Summary Financial Information

To view the following results please click on the following link: http://www.ccnmatthews.com/docs/Excellon-chart3.pdf

About Excellon

Excellon Resources Inc., an emerging silver producer, is test-mining and exploring its Platosa/Saltierra Properties in Durango State, Mexico. The Company continues to build a significant treasury, and will remain self-financed as it expands production and explores to extend the definition of Platosa's high grade resources. Excellon has 146,063,657 shares outstanding, and trades on the TSX Venture Exchange under the symbol EXN.

On behalf of

EXCELLON RESOURCES INC.

Richard W. Brissenden, Chairman and Chief Executive Officer

This press release contains forward-looking statements within the meaning of Section 27A of the Securities Act and Section 27E of the Exchange Act. Such statements include, without limitation, statements regarding future anticipated exploration program results, the discovery and delineation of mineral deposits/resources/reserves, the potential construction and economic impact of a mill at Platosa, business and financing plans, business trends and future production rates and operating revenues. Although the Company believes that such statements are reasonable, it can give no assurance that such expectations will prove to be correct. Forward-looking statements are typically identified by words such as: believe, expect, anticipate, intend, estimate, postulate and similar expressions, or are those, which, by their nature, refer to future events. The Company cautions investors that any forward-looking statements by the Company are not guarantees of future results or performance, and that actual results may differ materially from those in forward-looking statements as a result of various factors, including, but not limited to, variations in the nature, quality and quantity of any mineral deposits that may be located, significant downward variations in the market price of any minerals produced (particularly silver), the inability of the Naica facility to process all the ore available for shipment by the Company, the Company's inability to obtain any necessary permits, consents or authorizations required for its activities, the Company's inability to secure all of the equipment necessary for its planned operations in a timely manner, to produce minerals from its properties successfully or profitably, to continue its projected growth, to raise the necessary capital or to be fully able to implement its business strategies.

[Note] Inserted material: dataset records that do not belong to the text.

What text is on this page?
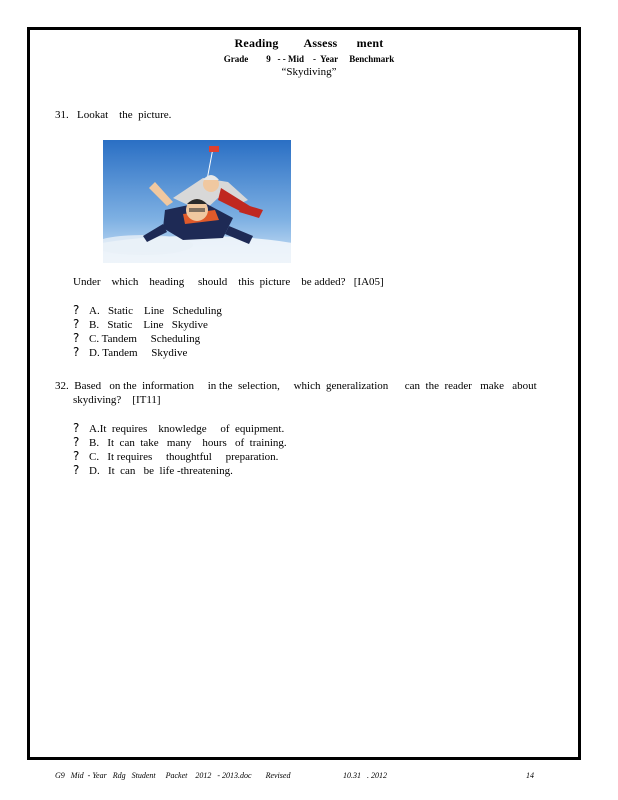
Reading        Assess      ment
Grade        9   - - Mid    -  Year     Benchmark
“Skydiving”
31.   Lookat    the  picture.
Under    which    heading     should    this  picture    be added?   [IA05]
? A.   Static    Line   Scheduling
? B.   Static    Line   Skydive
? C. Tandem     Scheduling
? D. Tandem     Skydive
32.  Based   on the  information     in the  selection,     which  generalization      can  the  reader   make   about
skydiving?    [IT11]
? A.It  requires    knowledge     of  equipment.
? B.   It  can  take   many    hours   of  training.
? C.   It requires     thoughtful     preparation.
? D.   It  can   be  life -threatening.
G9   Mid  - Year   Rdg   Student     Packet    2012   - 2013.doc       Revised	10.31   . 2012	14
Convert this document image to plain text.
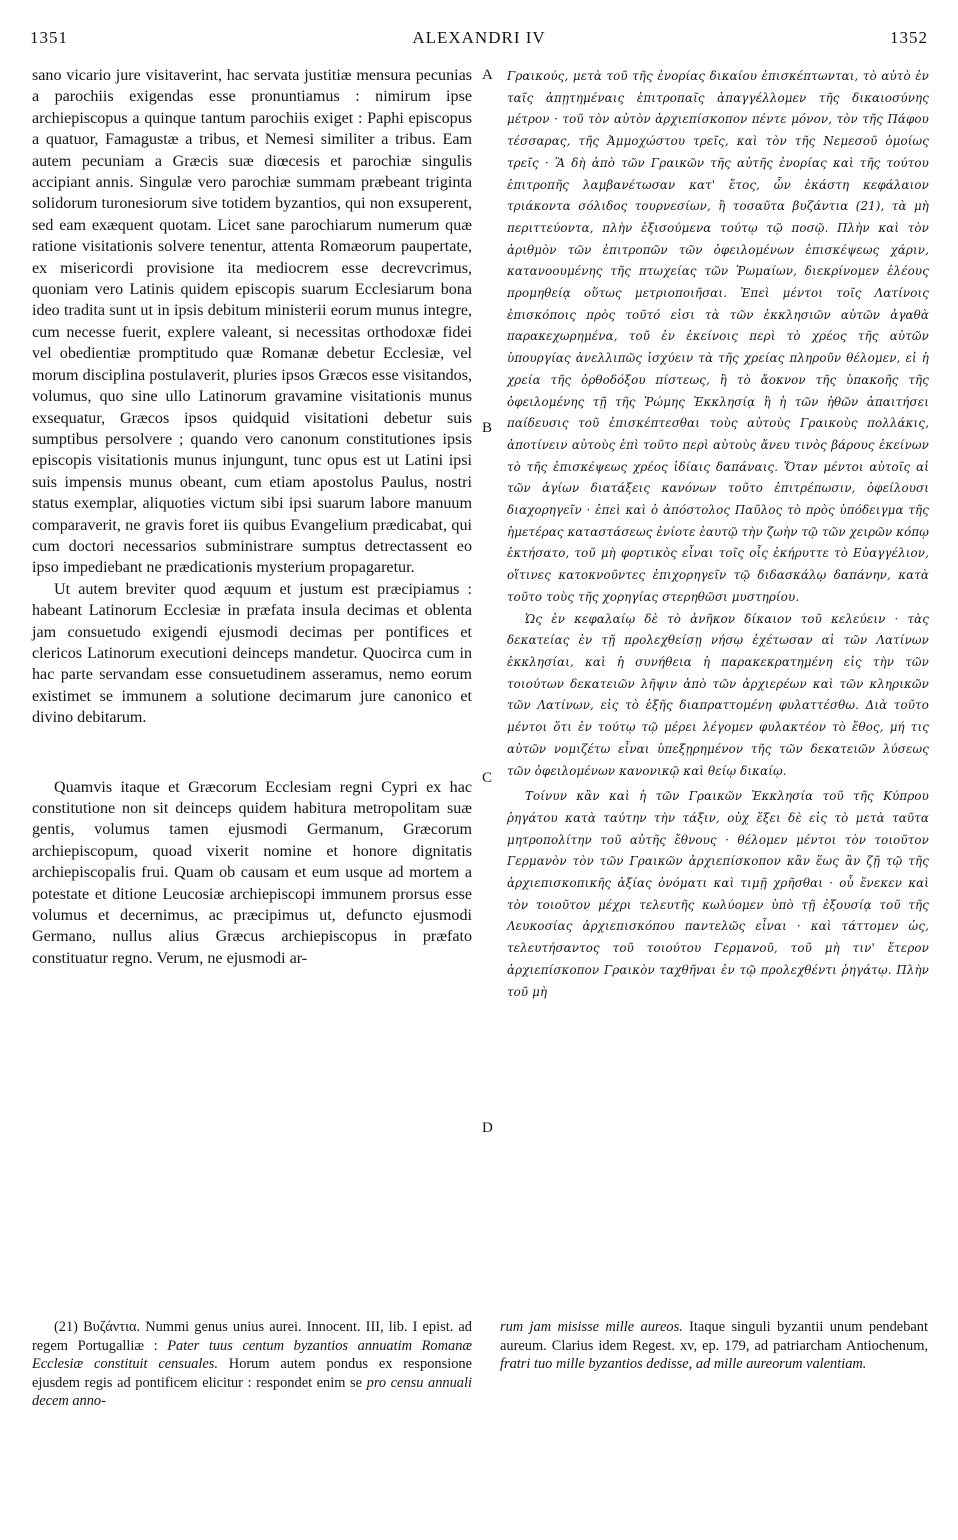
1351	ALEXANDRI IV	1352

sano vicario jure visitaverint, hac servata justitiæ mensura pecunias a parochiis exigendas esse pronuntiamus : nimirum ipse archiepiscopus a quinque tantum parochiis exiget : Paphi episcopus a quatuor, Famagustæ a tribus, et Nemesi similiter a tribus. Eam autem pecuniam a Græcis suæ diœcesis et parochiæ singulis accipiant annis. Singulæ vero parochiæ summam præbeant triginta solidorum turonesiorum sive totidem byzantios, qui non exsuperent, sed eam exæquent quotam. Licet sane parochiarum numerum quæ ratione visitationis solvere tenentur, attenta Romæorum paupertate, ex misericordi provisione ita mediocrem esse decrevcrimus, quoniam vero Latinis quidem episcopis suarum Ecclesiarum bona ideo tradita sunt ut in ipsis debitum ministerii eorum munus integre, cum necesse fuerit, explere valeant, si necessitas orthodoxæ fidei vel obedientiæ promptitudo quæ Romanæ debetur Ecclesiæ, vel morum disciplina postulaverit, pluries ipsos Græcos esse visitandos, volumus, quo sine ullo Latinorum gravamine visitationis munus exsequatur, Græcos ipsos quidquid visitationi debetur suis sumptibus persolvere ; quando vero canonum constitutiones ipsis episcopis visitationis munus injungunt, tunc opus est ut Latini ipsi suis impensis munus obeant, cum etiam apostolus Paulus, nostri status exemplar, aliquoties victum sibi ipsi suarum labore manuum comparaverit, ne gravis foret iis quibus Evangelium prædicabat, qui cum doctori necessarios subministrare sumptus detrectassent eo ipso impediebant ne prædicationis mysterium propagaretur.

Ut autem breviter quod æquum et justum est præcipiamus : habeant Latinorum Ecclesiæ in præfata insula decimas et oblenta jam consuetudo exigendi ejusmodi decimas per pontifices et clericos Latinorum executioni deinceps mandetur. Quocirca cum in hac parte servandam esse consuetudinem asseramus, nemo eorum existimet se immunem a solutione decimarum jure canonico et divino debitarum.

Quamvis itaque et Græcorum Ecclesiam regni Cypri ex hac constitutione non sit deinceps quidem habitura metropolitam suæ gentis, volumus tamen ejusmodi Germanum, Græcorum archiepiscopum, quoad vixerit nomine et honore dignitatis archiepiscopalis frui. Quam ob causam et eum usque ad mortem a potestate et ditione Leucosiæ archiepiscopi immunem prorsus esse volumus et decernimus, ac præcipimus ut, defuncto ejusmodi Germano, nullus alius Græcus archiepiscopus in præfato constituatur regno. Verum, ne ejusmodi ar-

A
B
C
D

Γραικούς, μετὰ τοῦ τῆς ἐνορίας δικαίου ἐπισκέπτωνται, τὸ αὐτὸ ἐν ταῖς ἀπῃτημέναις ἐπιτροπαῖς ἀπαγγέλλομεν τῆς δικαιοσύνης μέτρον · τοῦ τὸν αὐτὸν ἀρχιεπίσκοπον πέντε μόνον, τὸν τῆς Πάφου τέσσαρας, τῆς Ἀμμοχώστου τρεῖς, καὶ τὸν τῆς Νεμεσοῦ ὁμοίως τρεῖς · Ἃ δὴ ἀπὸ τῶν Γραικῶν τῆς αὐτῆς ἐνορίας καὶ τῆς τούτου ἐπιτροπῆς λαμβανέτωσαν κατ' ἔτος, ὧν ἑκάστη κεφάλαιον τριάκοντα σόλιδος τουρνεσίων, ἢ τοσαῦτα βυζάντια (21), τὰ μὴ περιττεύοντα, πλὴν ἐξισούμενα τούτῳ τῷ ποσῷ. Πλὴν καὶ τὸν ἀριθμὸν τῶν ἐπιτροπῶν τῶν ὀφειλομένων ἐπισκέψεως χάριν, κατανοουμένης τῆς πτωχείας τῶν Ῥωμαίων, διεκρίνομεν ἐλέους προμηθείᾳ οὕτως μετριοποιῆσαι. Ἐπεὶ μέντοι τοῖς Λατίνοις ἐπισκόποις πρὸς τοῦτό εἰσι τὰ τῶν ἐκκλησιῶν αὐτῶν ἀγαθὰ παρακεχωρημένα, τοῦ ἐν ἐκείνοις περὶ τὸ χρέος τῆς αὐτῶν ὑπουργίας ἀνελλιπῶς ἰσχύειν τὰ τῆς χρείας πληροῦν θέλομεν, εἰ ἡ χρεία τῆς ὀρθοδόξου πίστεως, ἢ τὸ ἄοκνον τῆς ὑπακοῆς τῆς ὀφειλομένης τῇ τῆς Ῥώμης Ἐκκλησίᾳ ἢ ἡ τῶν ἠθῶν ἀπαιτήσει παίδευσις τοῦ ἐπισκέπτεσθαι τοὺς αὐτοὺς Γραικοὺς πολλάκις, ἀποτίνειν αὐτοὺς ἐπὶ τοῦτο περὶ αὐτοὺς ἄνευ τινὸς βάρους ἐκείνων τὸ τῆς ἐπισκέψεως χρέος ἰδίαις δαπάναις. Ὅταν μέντοι αὐτοῖς αἱ τῶν ἁγίων διατάξεις κανόνων τοῦτο ἐπιτρέπωσιν, ὀφείλουσι διαχορηγεῖν · ἐπεὶ καὶ ὁ ἀπόστολος Παῦλος τὸ πρὸς ὑπόδειγμα τῆς ἡμετέρας καταστάσεως ἐνίοτε ἑαυτῷ τὴν ζωὴν τῷ τῶν χειρῶν κόπῳ ἐκτήσατο, τοῦ μὴ φορτικὸς εἶναι τοῖς οἷς ἐκήρυττε τὸ Εὐαγγέλιον, οἵτινες κατοκνοῦντες ἐπιχορηγεῖν τῷ διδασκάλῳ δαπάνην, κατὰ τοῦτο τοὺς τῆς χορηγίας στερηθῶσι μυστηρίου.

Ὡς ἐν κεφαλαίῳ δὲ τὸ ἀνῆκον δίκαιον τοῦ κελεύειν · τὰς δεκατείας ἐν τῇ προλεχθείσῃ νήσῳ ἐχέτωσαν αἱ τῶν Λατίνων ἐκκλησίαι, καὶ ἡ συνήθεια ἡ παρακεκρατημένη εἰς τὴν τῶν τοιούτων δεκατειῶν λῆψιν ἀπὸ τῶν ἀρχιερέων καὶ τῶν κληρικῶν τῶν Λατίνων, εἰς τὸ ἑξῆς διαπραττομένη φυλαττέσθω. Διὰ τοῦτο μέντοι ὅτι ἐν τούτῳ τῷ μέρει λέγομεν φυλακτέον τὸ ἔθος, μή τις αὐτῶν νομιζέτω εἶναι ὑπεξῃρημένον τῆς τῶν δεκατειῶν λύσεως τῶν ὀφειλομένων κανονικῷ καὶ θείῳ δικαίῳ.

Τοίνυν κἂν καὶ ἡ τῶν Γραικῶν Ἐκκλησία τοῦ τῆς Κύπρου ῥηγάτου κατὰ ταύτην τὴν τάξιν, οὐχ ἕξει δὲ εἰς τὸ μετὰ ταῦτα μητροπολίτην τοῦ αὐτῆς ἔθνους · θέλομεν μέντοι τὸν τοιοῦτον Γερμανὸν τὸν τῶν Γραικῶν ἀρχιεπίσκοπον κἂν ἕως ἂν ζῇ τῷ τῆς ἀρχιεπισκοπικῆς ἀξίας ὀνόματι καὶ τιμῇ χρῆσθαι · οὗ ἕνεκεν καὶ τὸν τοιοῦτον μέχρι τελευτῆς κωλύομεν ὑπὸ τῇ ἐξουσίᾳ τοῦ τῆς Λευκοσίας ἀρχιεπισκόπου παντελῶς εἶναι · καὶ τάττομεν ὡς, τελευτήσαντος τοῦ τοιούτου Γερμανοῦ, τοῦ μὴ τιν' ἕτερον ἀρχιεπίσκοπον Γραικὸν ταχθῆναι ἐν τῷ προλεχθέντι ῥηγάτῳ. Πλὴν τοῦ μὴ

(21) Βυζάντια. Nummi genus unius aurei. Innocent. III, lib. I epist. ad regem Portugalliæ : Pater tuus centum byzantios annuatim Romanæ Ecclesiæ constituit censuales. Horum autem pondus ex responsione ejusdem regis ad pontificem elicitur : respondet enim se pro censu annuali decem anno-

rum jam misisse mille aureos. Itaque singuli byzantii unum pendebant aureum. Clarius idem Regest. xv, ep. 179, ad patriarcham Antiochenum, fratri tuo mille byzantios dedisse, ad mille aureorum valentiam.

All of the Company's public disclosure filings may be accessed via www.sedar.com and readers are urged to review these materials, including the technical reports filed with respect to the Company's mineral properties, and particularly the September 29, 2006 43-101 resource report prepared by Scott Wilson Roscoe Postle & Associates with respect to the Platosa property.

This press release is not, and is not to be construed in any way as, an offer to buy or sell securities in the United States.

The TSX Venture Exchange has not reviewed and does not accept responsibility for the adequacy or accuracy of the content of this Press Release, which has been prepared by management.